Juros para financiar carro sobem 100%

                                             Paula Cabrera
Do Diário do Grande ABC

O arrocho do crédito anunciado pelo BC (Banco Central) na última semana já começa a mostrar suas garras sobre o consumidor. Empresas de financiamento de veículos anunciaram tabela com tarifas que chegam ao dobro do cobrado anteriormente. A perspectiva do mercado é que, com a retirada de R$ 61 bilhões da praça, a saída de automóveis diminua até 20% em 2011. Na semana passada as vendas já despencaram 15%, segundo fontes do setor.

Estudo recente feito pela agência de promoções e pesquisas automotivas MSantos mostra que as taxas de juros para financiamentos sem entrada, acima de 24 vezes, já variam entre 1,6% e 2,5% ao mês, dependendo do prazo. Antes, os juros oscilavam entre 1,3% e 1,4%, nos planos sem entrada. A elevação é de até um ponto percentual.

Apesar de não confirmar dados, profissionais do segmento atestam que atualmente cerca de 30% dos financiamentos de veículos são fechados entre 24 e 48 parcelas, exatamente o percentual que sentirá maior peso na taxa de juros.

Hoje, 56% da frota nacional é financiada, de acordo com a Anef (Associação Nacional das Empresas Financeiras das Montadoras), o que representa R$ 173,1 bilhões de movimentação no mercado até agosto.

Procurada, a Anef diz que ainda avalia a situação e os números para dar posicionamento correto ao setor, sem definir prazos exatos para isso. Apesar da expectativa de queda nas vendas já ter sido anunciada, o valor do rombo em reais não pode ser calculado, uma vez que as empresas acabaram de anunciar novas taxas e programam alternativas para superar a possível crise nos próximos meses.

Com o anúncio das mudanças dos juros, a prestação do carro já tem diferença. Na compra em 60 vezes de um Celta, por exemplo, o valor de prestação salta de R$ 655 para até R$ 879. Ao fim de cinco anos, o comprador terá desembolsado R$ 13.457,40 a mais pelo carro, em razão da alta dos juros.

Para evitar a elevação, o BC determinou que seja exigida do consumidor parcela inicial que equivale a 20% do valor do veículo nos planos em 36 meses, 30% nos financiamentos em 48 vezes e de 40% nos de 60 meses. Nos financiamentos em 24 meses não há exigência de entrada e a taxa de juros foi mantida. Os juros aumentam apenas para os planos que não exigiam entrada.

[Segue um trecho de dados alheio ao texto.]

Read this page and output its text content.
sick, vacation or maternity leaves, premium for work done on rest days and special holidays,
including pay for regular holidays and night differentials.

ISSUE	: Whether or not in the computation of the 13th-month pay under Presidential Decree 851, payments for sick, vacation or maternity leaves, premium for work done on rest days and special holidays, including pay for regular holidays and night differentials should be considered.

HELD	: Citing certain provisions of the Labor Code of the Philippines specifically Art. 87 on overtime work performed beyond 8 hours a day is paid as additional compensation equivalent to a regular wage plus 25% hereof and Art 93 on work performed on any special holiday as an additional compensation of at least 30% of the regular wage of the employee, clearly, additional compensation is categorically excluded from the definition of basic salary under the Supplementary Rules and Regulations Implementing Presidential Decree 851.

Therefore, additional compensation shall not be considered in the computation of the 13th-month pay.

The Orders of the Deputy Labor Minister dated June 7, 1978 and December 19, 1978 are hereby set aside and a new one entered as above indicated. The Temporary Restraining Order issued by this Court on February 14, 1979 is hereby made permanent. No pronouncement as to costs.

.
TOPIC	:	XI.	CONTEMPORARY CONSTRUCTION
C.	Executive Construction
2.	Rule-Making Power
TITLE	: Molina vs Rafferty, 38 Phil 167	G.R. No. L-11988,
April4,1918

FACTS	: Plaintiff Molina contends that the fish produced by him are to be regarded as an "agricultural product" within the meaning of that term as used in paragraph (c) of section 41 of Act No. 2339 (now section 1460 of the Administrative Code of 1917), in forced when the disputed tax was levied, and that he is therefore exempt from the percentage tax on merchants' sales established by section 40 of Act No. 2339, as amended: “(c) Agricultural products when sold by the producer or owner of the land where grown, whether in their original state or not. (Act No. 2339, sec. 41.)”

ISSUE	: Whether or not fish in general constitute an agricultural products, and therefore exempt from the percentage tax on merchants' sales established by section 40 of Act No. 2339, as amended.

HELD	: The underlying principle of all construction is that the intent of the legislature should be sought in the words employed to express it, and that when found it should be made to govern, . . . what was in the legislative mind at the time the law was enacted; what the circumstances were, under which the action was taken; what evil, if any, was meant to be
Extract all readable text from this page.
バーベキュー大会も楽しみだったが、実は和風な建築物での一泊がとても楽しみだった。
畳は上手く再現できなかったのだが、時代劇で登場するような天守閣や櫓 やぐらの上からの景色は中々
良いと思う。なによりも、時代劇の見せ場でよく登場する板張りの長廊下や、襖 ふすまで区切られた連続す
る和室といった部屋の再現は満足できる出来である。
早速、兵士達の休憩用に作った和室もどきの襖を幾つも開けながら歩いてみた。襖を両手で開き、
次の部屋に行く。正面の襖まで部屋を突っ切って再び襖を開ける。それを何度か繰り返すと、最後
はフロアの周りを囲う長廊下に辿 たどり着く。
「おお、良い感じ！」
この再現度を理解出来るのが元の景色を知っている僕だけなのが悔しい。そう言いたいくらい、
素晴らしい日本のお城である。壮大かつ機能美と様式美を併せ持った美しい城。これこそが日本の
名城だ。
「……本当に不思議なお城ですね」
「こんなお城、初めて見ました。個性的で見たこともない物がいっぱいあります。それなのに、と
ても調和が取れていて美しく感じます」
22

Classes C e D são as mais prejudicadas com medida

Considerada a menina dos olhos do mercado de crédito nacional, a classe C, nova classe média brasileira, perdeu grande parte do encanto com as mudanças na concessão de crédito. Acostumada com facilidades como juro baixo e compra sem entrada, essa fatia da população brasileira viu o sonho do automóvel ficar mais distante nesta semana.

Segundo fontes do setor, a queda de 20% nas vendas para 2011 equivale, em sua maioria, às famílias da classe C, que pretendiam trocar de carro. Pesquisa recente feita pelo instituto Data Popular conta que 60% dessa faixa de renda tinha como maior desejo a compra de veículo neste fim de ano.

Com orçamento ainda apertado, as facilidades na concessão de crédito, que caíram por terra na semana passada, eram primordiais para essas famílias, que dificilmente possuem os cerca de 30% de entrada exigidos agora pelo setor.

A Fenabrave (Federação Nacional da Distribuição de Veículos automotores) já reconheceu que 2011 será um ano muito enxuto para o segmento graças às restrições.

No entanto, a Anfavea (Associação Nacional dos Fabricantes de Veículos Automotores) avalia que as medidas serão passageiras e não deverão comprometer o segmento ao longo do ano. É esperar para ver.